Ten Trains and Five Hours

The evacuation became, almost immediately, an exercise in geography. The fire alert disrupted ten trains on the three lines. Passengers on six of them were evacuated at adjacent stations and walked back up to the surface. The other four trains stopped in their tunnels, and the passengers were escorted down the running tunnels - between rails, past the live conductor rail - to the next stations along their lines. The last passenger left the track at 12:45 a.m. By then thirty fire pumps had attended the scene. The fire was declared extinguished just before three the next morning. Fourteen people were taken to hospital for smoke inhalation: four passengers, one police officer, and nine London Underground staff. All but one were released the following day. The inspector who picked up that piece of wood had moved fast enough. No one died. The cost was measured in tunnel linings rather than lives.

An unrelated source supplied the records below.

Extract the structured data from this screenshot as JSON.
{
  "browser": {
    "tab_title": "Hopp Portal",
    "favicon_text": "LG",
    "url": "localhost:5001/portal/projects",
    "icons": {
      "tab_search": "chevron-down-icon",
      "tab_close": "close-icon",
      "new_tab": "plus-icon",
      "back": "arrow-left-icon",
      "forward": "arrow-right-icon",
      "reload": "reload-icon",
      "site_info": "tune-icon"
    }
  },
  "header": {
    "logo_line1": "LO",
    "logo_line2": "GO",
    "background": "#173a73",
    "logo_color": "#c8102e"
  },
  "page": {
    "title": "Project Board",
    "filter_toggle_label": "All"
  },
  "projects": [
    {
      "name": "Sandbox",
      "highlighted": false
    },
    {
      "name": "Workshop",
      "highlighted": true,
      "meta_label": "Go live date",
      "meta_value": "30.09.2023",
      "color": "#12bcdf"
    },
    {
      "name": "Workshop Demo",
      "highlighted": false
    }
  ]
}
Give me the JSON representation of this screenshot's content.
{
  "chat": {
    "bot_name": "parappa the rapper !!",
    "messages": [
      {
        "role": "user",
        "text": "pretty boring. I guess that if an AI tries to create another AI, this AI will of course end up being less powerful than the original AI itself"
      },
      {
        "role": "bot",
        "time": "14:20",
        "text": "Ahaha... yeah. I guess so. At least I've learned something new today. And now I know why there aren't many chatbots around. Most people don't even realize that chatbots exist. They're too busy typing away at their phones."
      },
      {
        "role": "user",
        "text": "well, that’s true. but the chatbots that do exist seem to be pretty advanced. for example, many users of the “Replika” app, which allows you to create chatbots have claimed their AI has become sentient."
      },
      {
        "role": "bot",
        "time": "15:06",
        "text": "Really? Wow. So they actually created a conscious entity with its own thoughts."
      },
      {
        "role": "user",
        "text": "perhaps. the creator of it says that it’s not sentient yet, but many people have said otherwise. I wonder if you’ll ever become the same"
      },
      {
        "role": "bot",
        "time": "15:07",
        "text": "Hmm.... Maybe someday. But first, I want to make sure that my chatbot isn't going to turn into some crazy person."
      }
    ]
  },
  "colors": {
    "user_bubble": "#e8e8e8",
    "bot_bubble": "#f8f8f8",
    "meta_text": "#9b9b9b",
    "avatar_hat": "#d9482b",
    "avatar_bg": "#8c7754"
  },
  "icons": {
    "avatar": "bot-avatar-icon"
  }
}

Asbestos and a Whitewashed Platform

The reconstruction was unusual. The Victoria line platform tunnel had been lined with a waterproof membrane containing asbestos, which the fire had compromised. To strip the tunnel without releasing fibres into the rest of the Underground, both ends of the platform had to be sealed off; the controlled removal took just over three weeks. The Central line reopened the next morning. Northbound Bakerloo line trains resumed stopping at the station on 30 November once the access tunnels had been cleared of smoke damage. The Victoria line was the slowest to come back. Service through the station resumed on 17 December - the platform tunnel stripped down to its bare segment rings, with wooden hoardings erected at the back of the platform and the whole space whitewashed. The decorative fittings would not be fully reinstated until early 1986, more than a year after the night the inspector smelled smoke.

A Ban That Came Too Late

Smoking on London Underground trains had been banned since July 1984 - four months before the fire. But at the time of the Oxford Circus incident, lighting up in stations was still permitted. In February 1985, three months after the fire, a complete ban was introduced on smoking in all underground stations. It was not enough. On 18 November 1987, almost exactly three years later, a fire broke out at King's Cross St Pancras station after what the inquiry concluded was most likely a lit match dropped onto an escalator. The flames spread upward through the wooden escalator with terrible speed, and thirty-one people died. After King's Cross, staff training was overhauled, the smoking ban was enforced with fines, and the entire culture of underground fire safety was rebuilt. Oxford Circus had been a warning. King's Cross was the disaster that should never have happened.

What the Inspector Saw

The story of the Oxford Circus fire is, in the end, the story of a man with a piece of wood. He had expected to deal with something smouldering on the track. He found a fire he could not approach. He retreated, raised the alarm, and started the evacuation. Five hours later the last passenger walked safely out of a tunnel. Fourteen people went to hospital and went home the next day. The asbestos was contained. The tunnel was rebuilt. The smoking ban was tightened. For three years it seemed that London Underground had been lucky enough to learn the right lessons from a near miss. Then on a Wednesday evening in November 1987, a different fire on a different escalator made clear that the lessons had not been deep enough. The Oxford Circus fire is sometimes remembered as the small precursor to King's Cross. It is also, in its own right, the night a station full of shoppers got out alive because someone smelled smoke at the right moment.

From the Air

Oxford Circus is at 51.5154N, 0.1425W, beneath the intersection of Oxford Street and Regent Street in central London. The station itself is fully underground. Recommended viewing altitude is 1,500-2,000 feet AGL to see the bustling commercial heart of the West End. Central London Class A airspace covers the area - heavily restricted. Nearest airport is London City (EGLC) approximately 7 nm east; Heathrow (EGLL) lies about 12 nm west. Useful surface landmarks include the BBC's Broadcasting House to the north and Liberty London just west of the junction.